Staff presented draft schedules for 2020 and 2021 as well as a list of considerations, including community engagement. District staff say a thorough plan will take time and resources – and placing the bond on the 2021 ballot will give staff more time to get feedback.
“To put out a thoughtful bond package you’re going to want to take time and be thoughtful and engage communities,” said PPS Chief Operating Officer Dan Jung.
There were also concerns raised about the capacity of district staff to start a bond campaign amid several other efforts, including a strategic plan, Student Success Act implementation, and facilities plans.
“We’ll have to drop something if we want to do this in 2020,” Superintendent Guadalupe Guerrero said.
Other considerations include voter competition in 2020 with a potential transportation bond from Metro against the dynamics around asking for a bond during an “off” election a year later.
Staff presented and discussed the recommendation with the school board’s School Improvement Bond Committee, which includes Amy Kohnstamm, Scott Bailey and Andrew Scott, who chairs the committee.
Board members Rita Moore and Julia Brim-Edwards were also present.
The staff also suggested placing “distance” between the 2019 levy funding teachers and a bond would be a positive reason to move the bond to 2021. Voters overwhelmingly approved the levy earlier this week.
Staff will also take into consideration the projected bond rate for outstanding bonds.

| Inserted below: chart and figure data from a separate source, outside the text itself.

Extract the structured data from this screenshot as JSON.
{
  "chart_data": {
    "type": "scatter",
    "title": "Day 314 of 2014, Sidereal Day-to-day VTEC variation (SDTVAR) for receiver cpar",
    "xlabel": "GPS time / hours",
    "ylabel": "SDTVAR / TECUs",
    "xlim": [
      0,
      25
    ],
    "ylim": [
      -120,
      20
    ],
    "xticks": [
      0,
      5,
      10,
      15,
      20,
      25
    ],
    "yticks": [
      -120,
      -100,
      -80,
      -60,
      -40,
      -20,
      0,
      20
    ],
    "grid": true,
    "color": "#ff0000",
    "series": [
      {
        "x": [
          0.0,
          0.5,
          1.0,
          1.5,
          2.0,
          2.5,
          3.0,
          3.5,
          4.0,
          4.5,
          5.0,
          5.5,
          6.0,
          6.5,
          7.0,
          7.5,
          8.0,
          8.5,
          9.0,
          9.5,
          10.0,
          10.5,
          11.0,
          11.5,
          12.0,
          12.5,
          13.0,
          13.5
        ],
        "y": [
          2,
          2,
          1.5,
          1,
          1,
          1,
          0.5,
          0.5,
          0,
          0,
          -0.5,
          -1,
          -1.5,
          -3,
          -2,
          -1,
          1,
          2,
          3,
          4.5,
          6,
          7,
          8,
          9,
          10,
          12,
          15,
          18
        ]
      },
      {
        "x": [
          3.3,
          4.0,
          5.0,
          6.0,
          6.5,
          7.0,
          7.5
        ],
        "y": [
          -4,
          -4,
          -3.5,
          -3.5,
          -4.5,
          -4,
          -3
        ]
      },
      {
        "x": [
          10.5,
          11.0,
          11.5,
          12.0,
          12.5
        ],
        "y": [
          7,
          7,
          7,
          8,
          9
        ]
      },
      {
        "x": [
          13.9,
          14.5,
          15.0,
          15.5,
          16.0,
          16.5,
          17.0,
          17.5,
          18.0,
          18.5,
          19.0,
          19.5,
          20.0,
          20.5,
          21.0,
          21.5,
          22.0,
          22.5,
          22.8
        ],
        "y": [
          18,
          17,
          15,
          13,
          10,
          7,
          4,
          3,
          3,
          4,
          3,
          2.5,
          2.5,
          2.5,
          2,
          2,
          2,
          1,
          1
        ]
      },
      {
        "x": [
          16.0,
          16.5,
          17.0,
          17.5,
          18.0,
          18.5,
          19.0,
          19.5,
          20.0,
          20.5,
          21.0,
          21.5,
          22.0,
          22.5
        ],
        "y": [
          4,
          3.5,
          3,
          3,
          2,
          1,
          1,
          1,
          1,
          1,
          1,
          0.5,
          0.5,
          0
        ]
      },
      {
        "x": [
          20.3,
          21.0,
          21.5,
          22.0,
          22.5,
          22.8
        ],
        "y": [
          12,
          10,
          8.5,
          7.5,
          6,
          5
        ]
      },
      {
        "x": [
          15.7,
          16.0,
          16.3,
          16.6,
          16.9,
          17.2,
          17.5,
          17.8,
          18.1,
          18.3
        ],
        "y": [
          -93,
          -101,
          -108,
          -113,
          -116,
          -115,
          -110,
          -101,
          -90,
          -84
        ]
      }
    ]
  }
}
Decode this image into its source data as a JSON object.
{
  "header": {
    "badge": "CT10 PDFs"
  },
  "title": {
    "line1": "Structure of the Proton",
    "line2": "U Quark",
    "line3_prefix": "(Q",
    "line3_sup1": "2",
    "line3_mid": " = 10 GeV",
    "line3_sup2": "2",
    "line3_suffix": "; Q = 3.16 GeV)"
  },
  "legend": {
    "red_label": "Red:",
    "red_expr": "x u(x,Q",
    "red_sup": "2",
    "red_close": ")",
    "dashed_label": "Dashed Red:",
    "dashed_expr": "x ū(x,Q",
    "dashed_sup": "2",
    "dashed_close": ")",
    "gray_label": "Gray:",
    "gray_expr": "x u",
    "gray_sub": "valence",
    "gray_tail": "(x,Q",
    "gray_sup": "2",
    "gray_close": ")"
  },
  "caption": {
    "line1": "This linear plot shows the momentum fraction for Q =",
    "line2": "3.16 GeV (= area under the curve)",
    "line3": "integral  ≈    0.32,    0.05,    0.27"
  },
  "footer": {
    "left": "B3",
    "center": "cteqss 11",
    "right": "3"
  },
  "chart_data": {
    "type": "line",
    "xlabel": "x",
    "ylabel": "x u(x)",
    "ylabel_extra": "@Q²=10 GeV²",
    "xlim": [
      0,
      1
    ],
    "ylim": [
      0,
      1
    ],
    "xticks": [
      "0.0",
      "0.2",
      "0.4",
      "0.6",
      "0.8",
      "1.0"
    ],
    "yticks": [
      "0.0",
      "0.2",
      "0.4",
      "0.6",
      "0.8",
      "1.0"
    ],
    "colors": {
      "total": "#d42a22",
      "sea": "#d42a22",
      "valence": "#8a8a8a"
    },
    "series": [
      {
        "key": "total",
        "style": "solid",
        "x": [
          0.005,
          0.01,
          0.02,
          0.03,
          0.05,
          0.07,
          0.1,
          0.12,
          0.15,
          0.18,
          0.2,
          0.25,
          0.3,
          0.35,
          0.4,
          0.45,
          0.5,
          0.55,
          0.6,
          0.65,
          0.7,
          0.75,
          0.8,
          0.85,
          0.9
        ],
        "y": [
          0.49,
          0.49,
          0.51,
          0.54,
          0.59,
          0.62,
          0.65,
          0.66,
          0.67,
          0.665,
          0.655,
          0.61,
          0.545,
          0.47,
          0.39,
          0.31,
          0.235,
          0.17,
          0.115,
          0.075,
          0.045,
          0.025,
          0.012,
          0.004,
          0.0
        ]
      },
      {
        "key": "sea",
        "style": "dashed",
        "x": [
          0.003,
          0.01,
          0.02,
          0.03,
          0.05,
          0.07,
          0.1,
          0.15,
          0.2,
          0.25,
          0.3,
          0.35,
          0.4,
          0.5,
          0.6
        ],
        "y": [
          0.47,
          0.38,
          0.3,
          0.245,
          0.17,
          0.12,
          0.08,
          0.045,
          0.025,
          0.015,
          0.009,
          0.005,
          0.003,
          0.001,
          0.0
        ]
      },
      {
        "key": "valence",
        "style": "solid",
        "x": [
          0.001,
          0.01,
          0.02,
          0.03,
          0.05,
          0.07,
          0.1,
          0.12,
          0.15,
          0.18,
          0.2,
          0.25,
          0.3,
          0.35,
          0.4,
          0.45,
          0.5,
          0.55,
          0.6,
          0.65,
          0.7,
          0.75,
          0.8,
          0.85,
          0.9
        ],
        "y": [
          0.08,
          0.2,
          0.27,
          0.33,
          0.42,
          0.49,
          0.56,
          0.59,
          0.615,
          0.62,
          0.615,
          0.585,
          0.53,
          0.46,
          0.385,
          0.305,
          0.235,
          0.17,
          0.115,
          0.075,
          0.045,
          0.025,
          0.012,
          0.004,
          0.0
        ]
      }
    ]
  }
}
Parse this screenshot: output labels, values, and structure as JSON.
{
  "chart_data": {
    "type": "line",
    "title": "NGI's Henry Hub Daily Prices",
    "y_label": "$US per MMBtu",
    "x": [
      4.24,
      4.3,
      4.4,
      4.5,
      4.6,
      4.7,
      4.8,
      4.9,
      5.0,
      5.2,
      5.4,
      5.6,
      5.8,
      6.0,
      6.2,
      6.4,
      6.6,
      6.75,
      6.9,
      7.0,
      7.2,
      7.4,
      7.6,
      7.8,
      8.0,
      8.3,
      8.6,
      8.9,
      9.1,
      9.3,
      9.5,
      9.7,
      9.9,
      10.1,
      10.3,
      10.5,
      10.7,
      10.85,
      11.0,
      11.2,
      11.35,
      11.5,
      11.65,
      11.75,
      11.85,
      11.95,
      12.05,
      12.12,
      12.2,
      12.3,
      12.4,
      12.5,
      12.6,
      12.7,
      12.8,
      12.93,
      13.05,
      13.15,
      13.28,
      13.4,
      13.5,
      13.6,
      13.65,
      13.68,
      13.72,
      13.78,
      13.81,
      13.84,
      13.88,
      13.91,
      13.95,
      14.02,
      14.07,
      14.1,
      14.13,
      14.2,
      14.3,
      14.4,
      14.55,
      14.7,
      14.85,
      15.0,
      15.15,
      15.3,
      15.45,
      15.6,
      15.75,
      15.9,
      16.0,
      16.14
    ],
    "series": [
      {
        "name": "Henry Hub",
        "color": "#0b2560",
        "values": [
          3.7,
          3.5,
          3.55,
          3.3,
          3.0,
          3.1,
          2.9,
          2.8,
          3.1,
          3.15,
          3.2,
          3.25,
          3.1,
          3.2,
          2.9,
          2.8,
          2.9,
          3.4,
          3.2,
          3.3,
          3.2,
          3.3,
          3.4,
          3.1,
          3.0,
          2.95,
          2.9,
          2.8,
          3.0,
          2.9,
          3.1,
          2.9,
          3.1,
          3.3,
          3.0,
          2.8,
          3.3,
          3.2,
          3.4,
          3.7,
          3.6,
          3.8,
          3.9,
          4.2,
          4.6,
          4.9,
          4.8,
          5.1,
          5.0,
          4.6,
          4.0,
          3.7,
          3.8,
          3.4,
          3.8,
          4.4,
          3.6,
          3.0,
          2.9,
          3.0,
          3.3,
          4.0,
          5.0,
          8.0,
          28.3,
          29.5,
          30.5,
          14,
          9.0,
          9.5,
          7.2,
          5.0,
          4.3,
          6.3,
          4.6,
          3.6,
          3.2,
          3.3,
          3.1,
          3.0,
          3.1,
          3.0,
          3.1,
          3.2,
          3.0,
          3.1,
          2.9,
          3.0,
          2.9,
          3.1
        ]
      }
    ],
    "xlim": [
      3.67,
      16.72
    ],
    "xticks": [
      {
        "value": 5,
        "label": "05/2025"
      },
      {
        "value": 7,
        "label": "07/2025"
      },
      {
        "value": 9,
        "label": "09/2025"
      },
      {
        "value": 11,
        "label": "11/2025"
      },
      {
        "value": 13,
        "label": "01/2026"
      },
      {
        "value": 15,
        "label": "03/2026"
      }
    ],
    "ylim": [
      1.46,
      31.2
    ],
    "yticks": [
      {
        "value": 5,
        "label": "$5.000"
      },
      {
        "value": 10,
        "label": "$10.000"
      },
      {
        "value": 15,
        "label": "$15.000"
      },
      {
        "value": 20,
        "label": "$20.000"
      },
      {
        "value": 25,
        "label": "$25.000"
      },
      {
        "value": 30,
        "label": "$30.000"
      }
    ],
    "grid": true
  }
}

In 2020, the projected rate is $2.45 per $1,000 of assessed property value. By 2021, it would be $1.07.
According to staff, a 2021 bond would also give the district time to have a more accurate cost estimate for finishing the Benson High School modernization project. The final contract amount for Benson isn’t expected until Summer 2021. Due to cost overruns from the 2017 bond, an additional bond is needed to support that project fully, even though Benson was promised with 2017 bond funds. The PPS website for Benson still says the Board of Education expects to start a bond campaign in 2020.
Going forward, board members and staff discussed a poll to measure community support for a bond, and further discussions about the pros and cons of one year over the other.
Board members expressed concern about waiting. According to the district, the school board will decide whether to wait for 2021 or continue with the 2020 plan. There is no timeline on when that decision would be made.
But Moore – and others agreed – that the decision is an urgent one.
“The sooner we can establish that date, the better it will be for everyone,” Moore said.